Court Opinion

ID: 9619975
Source: CourtListenerOpinion
Date Created: 2023-08-22 05:36:19.100609+00
Date Added: 2024-06-11T18:04:46.189510
License: Public Domain

*924HALLEY, Justice
(dissenting).
The majority opinion at the outset says that the plaintiff, defendant in error, was entitled to an easement in this case because of 60 O.S.1951 § 49. This section has no application to the facts in this case for the following reasons: First there was no grant of an easement either actual or implied; Second there was no easement by prescription. Parties agree there was no actual grant of an easement. In order to obtain a grant by implication the two lots involved in this suit must have been owned by a single owner. This never existed here. Haas et al. v. Brannon, 99 Okl. 94, 225 P. 931, 936. I quote from this case:
“It may be said in general that the tendency of the courts is to discourage implied grants of easements, since the obvious result, especially in urban communities, is to fetter estates and retard buildings and improvements, and is in violation of the policy of the recording acts.”
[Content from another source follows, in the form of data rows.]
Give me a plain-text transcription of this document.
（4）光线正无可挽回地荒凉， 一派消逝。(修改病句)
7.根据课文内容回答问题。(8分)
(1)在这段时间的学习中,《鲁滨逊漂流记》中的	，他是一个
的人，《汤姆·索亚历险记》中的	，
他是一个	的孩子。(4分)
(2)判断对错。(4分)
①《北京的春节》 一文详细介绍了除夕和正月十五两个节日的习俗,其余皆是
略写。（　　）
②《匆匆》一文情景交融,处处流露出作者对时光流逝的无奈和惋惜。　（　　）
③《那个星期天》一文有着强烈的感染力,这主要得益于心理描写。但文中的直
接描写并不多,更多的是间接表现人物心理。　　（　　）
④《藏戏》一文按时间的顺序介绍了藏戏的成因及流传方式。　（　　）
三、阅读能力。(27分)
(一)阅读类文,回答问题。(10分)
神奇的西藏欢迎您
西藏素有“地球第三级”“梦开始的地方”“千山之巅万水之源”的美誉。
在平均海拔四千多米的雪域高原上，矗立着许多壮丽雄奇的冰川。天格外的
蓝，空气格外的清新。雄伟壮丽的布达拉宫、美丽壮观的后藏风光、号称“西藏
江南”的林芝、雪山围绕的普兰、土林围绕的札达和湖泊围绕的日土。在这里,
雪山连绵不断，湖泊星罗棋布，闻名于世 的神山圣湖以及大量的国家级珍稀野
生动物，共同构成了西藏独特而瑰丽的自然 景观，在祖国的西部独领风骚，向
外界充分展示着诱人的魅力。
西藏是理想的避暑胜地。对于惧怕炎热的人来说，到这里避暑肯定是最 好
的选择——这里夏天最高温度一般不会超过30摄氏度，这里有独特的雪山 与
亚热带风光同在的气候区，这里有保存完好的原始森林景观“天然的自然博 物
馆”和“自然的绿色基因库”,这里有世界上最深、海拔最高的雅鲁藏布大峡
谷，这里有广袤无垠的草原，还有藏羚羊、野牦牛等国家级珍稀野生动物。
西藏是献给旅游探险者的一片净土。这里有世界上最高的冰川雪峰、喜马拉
Was there an easement obtained in this case by prescription? I say not. The evidence before us shows that use made of the stairway, the stair landing and the space amound it was at all times permissive. No evidence of adverse use or possession of the premises by either the owners or occupants of the premises involved has been shown. From the erection of the buildings on the respective lots, the use of them by all was permissive. It has long been the rule in this jurisdiction that mere license or permissive use of lands of another, however long continued, will not ripen into a prescriptive right or easement. Catterall v. Pulis, 137 Okl. 86 278 P. 292; Thomas v. Morgan, 113 Okl. 212, 240 P. 735, 43 A.L.R. 934.
I think that Union National Bank of Lowell v. Nesmith et al., 238 Mass. 247, 130 N.E. 251, lays down the sound rule of law to follow in the case at bar. The majority opinion cites Rothschild et al. v. Wolf et al., 20 Cal.2d 17, 123 P.2d 483, 154 A.L.R. 75, as sustaining its position. With that I cannot agree. In the last mentioned case there was an agreement creating an easement and in the case at bar there is no such agreement. I say that no easement exists in this case either by grant or prescription.
I dissent.
I am authorized to state that WELCH, J., concurs in the views expressed herein.